Les images qu’elle avait évoquées attendrissaient et remplissaient son âme, et debout devant le portrait, la tête rejetée en arrière, elle continuait à le regarder avec des yeux humides. Elle était ravissante à voir ainsi, avec son teint délicat, ses cheveux opulents (car elle n’avait pas encore remis son chapeau), et sa taille flexible ; elle était rayonnante de jeunesse, de santé, d’espérance.

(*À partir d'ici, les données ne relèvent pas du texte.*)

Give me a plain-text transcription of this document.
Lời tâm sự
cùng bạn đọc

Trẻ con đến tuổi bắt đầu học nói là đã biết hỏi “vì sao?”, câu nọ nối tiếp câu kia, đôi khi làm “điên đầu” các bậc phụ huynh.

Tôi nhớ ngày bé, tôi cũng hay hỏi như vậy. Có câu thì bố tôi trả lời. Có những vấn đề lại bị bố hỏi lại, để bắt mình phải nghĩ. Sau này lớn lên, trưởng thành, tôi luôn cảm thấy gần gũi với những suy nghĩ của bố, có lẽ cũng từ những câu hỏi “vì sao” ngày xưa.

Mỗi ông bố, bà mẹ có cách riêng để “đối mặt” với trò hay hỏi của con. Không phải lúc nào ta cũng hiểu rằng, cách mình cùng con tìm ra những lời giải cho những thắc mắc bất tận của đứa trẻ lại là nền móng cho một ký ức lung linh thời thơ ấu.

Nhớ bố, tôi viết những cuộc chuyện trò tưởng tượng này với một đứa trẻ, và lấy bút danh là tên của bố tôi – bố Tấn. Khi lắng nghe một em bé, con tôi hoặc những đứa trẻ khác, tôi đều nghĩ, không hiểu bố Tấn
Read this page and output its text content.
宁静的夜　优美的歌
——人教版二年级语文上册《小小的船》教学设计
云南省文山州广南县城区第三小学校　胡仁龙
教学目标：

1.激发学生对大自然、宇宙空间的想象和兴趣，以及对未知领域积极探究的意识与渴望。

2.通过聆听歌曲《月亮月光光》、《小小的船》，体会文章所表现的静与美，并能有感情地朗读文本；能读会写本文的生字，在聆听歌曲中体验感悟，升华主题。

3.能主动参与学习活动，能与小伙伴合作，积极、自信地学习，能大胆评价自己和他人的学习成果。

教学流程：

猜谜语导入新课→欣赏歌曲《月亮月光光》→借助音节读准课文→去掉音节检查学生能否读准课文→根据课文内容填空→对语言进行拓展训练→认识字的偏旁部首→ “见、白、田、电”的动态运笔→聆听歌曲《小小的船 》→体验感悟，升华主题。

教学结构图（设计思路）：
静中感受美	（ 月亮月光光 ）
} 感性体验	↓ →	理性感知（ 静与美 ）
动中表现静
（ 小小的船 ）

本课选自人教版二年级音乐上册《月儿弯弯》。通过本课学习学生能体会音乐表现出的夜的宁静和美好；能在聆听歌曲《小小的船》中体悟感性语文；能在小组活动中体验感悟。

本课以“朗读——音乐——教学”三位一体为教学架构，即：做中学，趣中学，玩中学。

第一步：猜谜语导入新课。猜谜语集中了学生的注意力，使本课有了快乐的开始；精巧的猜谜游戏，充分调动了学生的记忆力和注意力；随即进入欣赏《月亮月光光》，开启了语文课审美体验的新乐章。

Comme sa beauté vivante contrastait avec la toile fanée représentant la défunte, jadis aussi jeune, aussi tendre, aussi jolie qu’elle ! Éveline détourna la tête en soupirant… l’écho sembla répéter ce soupir avec plus de ferveur ! Elle tressaillit : la porte qui conduisait au cabinet de travail était ouverte, et dans l’embrasure de cette porte se trouvait un homme dans la force de l’âge. Ses cheveux, aussi abondants que dans sa première jeunesse, quoique brunis par le soleil de l’Orient, encadraient en boucles épaisses un front d’un majestueux développement. Ses traits accentués et fiers, bien en rapport avec sa stature d’une élévation peu commune, son teint pâle, mais bronzé, ses grands yeux du bleu le plus sombre, ombragés par des cils et des sourcils noirs : et plus que toute autre chose, cette double expression de passion et de repos qui caractérise les anciens portraits italiens et qui semble dénoter la puissance impénétrable que l’expérience donne à l’intelligence : tout cela constituait un ensemble qui, sans posséder une beauté irréprochable, avait néanmoins quelque chose d’assez saisissant pour commander l’intérêt. C’était une figure qu’on ne pouvait oublier une fois qu’on l’avait vue ; c’était une figure qui avait longtemps et presque à son insu, animé les jeunes rêves d’Éveline ; c’était une figure qu’elle avait déjà vue : quoique, plus jeune, plus douce, et moins brune à cette époque, cette figure eût alors un aspect tout différent.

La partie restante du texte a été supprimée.